After I had been in hospital four days, I was told that I was to be boarded, and that probably I would be ‘for England’ – the board would decide. For England! I closed my eyes, and set my lips as firmly as I could. England! With Scotland close at hand! Home! I lay very still on my bed, and I could feel the perspiration well up and ooze out of every pore. And I felt my heart flutter against my ribs, as I had never yet felt it in battle.
The sister had told me that I was very ill, but I had never once thought that they might send me home. But they did. I had a few days and nights of hideous suspense; doctors to pummel and punch me; a board to sit on me – hard delays, orders and counter-orders – but at last I went.

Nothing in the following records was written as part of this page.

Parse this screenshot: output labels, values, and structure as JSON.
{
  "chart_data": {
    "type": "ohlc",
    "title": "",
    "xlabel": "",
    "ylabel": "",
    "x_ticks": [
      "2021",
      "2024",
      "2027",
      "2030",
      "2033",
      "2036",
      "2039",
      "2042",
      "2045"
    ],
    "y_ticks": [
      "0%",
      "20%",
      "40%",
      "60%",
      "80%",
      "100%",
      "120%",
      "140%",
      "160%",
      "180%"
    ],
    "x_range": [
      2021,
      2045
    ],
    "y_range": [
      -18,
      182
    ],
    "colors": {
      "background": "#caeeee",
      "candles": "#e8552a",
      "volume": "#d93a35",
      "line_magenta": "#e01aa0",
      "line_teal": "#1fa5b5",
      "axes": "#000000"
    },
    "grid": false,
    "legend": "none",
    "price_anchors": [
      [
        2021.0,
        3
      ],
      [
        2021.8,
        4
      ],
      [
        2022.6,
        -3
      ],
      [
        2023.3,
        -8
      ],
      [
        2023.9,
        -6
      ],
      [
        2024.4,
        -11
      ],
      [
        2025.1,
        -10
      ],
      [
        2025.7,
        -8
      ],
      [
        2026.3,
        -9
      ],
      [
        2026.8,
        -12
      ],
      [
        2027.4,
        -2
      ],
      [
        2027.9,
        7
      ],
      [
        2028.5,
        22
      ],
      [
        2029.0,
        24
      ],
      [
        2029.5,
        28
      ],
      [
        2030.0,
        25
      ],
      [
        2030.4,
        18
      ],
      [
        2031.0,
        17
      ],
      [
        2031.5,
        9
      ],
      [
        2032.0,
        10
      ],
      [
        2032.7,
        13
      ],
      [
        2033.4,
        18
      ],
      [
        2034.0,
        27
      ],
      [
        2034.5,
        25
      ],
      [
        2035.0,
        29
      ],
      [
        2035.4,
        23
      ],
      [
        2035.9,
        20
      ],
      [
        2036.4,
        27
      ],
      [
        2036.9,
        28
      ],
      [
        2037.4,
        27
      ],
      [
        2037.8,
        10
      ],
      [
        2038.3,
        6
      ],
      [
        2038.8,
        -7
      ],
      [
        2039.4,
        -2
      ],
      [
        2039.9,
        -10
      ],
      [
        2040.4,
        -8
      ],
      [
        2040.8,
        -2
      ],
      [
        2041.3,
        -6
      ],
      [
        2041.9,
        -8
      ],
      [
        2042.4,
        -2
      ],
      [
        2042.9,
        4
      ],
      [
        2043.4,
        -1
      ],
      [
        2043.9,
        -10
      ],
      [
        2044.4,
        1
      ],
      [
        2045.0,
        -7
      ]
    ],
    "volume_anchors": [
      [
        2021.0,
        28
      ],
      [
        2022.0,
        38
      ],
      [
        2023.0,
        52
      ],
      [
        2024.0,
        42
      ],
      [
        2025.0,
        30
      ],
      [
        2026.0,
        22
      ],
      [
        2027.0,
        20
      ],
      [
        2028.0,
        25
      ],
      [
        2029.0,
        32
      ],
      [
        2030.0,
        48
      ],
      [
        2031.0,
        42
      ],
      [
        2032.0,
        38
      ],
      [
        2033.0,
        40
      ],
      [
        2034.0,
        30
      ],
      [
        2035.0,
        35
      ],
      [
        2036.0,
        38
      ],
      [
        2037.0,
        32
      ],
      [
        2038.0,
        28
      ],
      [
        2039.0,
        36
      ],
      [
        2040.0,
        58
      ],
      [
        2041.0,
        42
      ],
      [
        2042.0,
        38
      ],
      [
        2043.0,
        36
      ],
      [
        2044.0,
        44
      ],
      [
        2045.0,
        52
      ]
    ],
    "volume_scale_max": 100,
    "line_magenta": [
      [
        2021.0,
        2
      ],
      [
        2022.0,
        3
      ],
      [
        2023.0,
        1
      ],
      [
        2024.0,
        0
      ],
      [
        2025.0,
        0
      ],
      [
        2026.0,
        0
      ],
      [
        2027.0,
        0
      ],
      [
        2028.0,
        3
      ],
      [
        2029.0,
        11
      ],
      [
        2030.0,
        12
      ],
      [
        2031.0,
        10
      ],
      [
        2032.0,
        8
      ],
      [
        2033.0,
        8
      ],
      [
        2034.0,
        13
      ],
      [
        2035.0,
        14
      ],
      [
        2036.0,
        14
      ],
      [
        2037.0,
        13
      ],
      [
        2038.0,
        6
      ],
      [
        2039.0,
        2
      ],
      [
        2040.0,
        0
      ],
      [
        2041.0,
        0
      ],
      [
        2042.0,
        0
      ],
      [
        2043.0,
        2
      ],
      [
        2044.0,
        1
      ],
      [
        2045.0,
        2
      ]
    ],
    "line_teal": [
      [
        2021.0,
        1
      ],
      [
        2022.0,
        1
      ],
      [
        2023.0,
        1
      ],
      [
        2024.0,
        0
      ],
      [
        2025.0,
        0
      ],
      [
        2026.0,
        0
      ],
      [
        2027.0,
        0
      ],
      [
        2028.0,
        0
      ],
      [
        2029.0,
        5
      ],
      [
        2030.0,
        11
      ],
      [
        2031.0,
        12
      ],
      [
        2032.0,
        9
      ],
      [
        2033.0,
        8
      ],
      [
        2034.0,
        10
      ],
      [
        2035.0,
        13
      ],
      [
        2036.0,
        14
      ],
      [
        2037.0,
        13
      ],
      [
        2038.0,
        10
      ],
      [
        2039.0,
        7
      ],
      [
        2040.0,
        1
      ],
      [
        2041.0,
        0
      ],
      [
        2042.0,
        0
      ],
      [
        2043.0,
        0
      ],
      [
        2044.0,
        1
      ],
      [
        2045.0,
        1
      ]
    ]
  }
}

While on the peninsula I had thought several times that it must soon be my turn to be hit, and I sensed my final break-down coming : but I had never for an instant thought that I might be killed. I knew that I should not be killed. So sure was I of this that, had I been killed, it would have taken a great deal to make me believe it. I have no doubt that there are premonitions that are sure sign-posts on our road of life. All my life I had been sceptical of every claim that even bordered on mysticism – but not now. The Dardanelles convinced me. I know what I know. I saw what I saw. Whether the subtle charm of the East lends itself to psychic revelation as the West never can, I do not know. But I know that there is a veil that is occasionally lifted – and woe is his who endeavours to pierce it to further his own ends.
I had known that I should leave the Dardanelles alive. But I had never thought that I might leave Gallipoli before my battalion did, and perhaps I need not add that that was the last thing I’d have wished. As for going home before my men did, even here, on my back in a hospital cot, it had not crossed my mind at first. But now it was all my thought. It obsessed me. ‘I have recommended you for home’ the doctor said to me the day before I was ‘boarded’ and the words are seared into my memory, branded there for ever.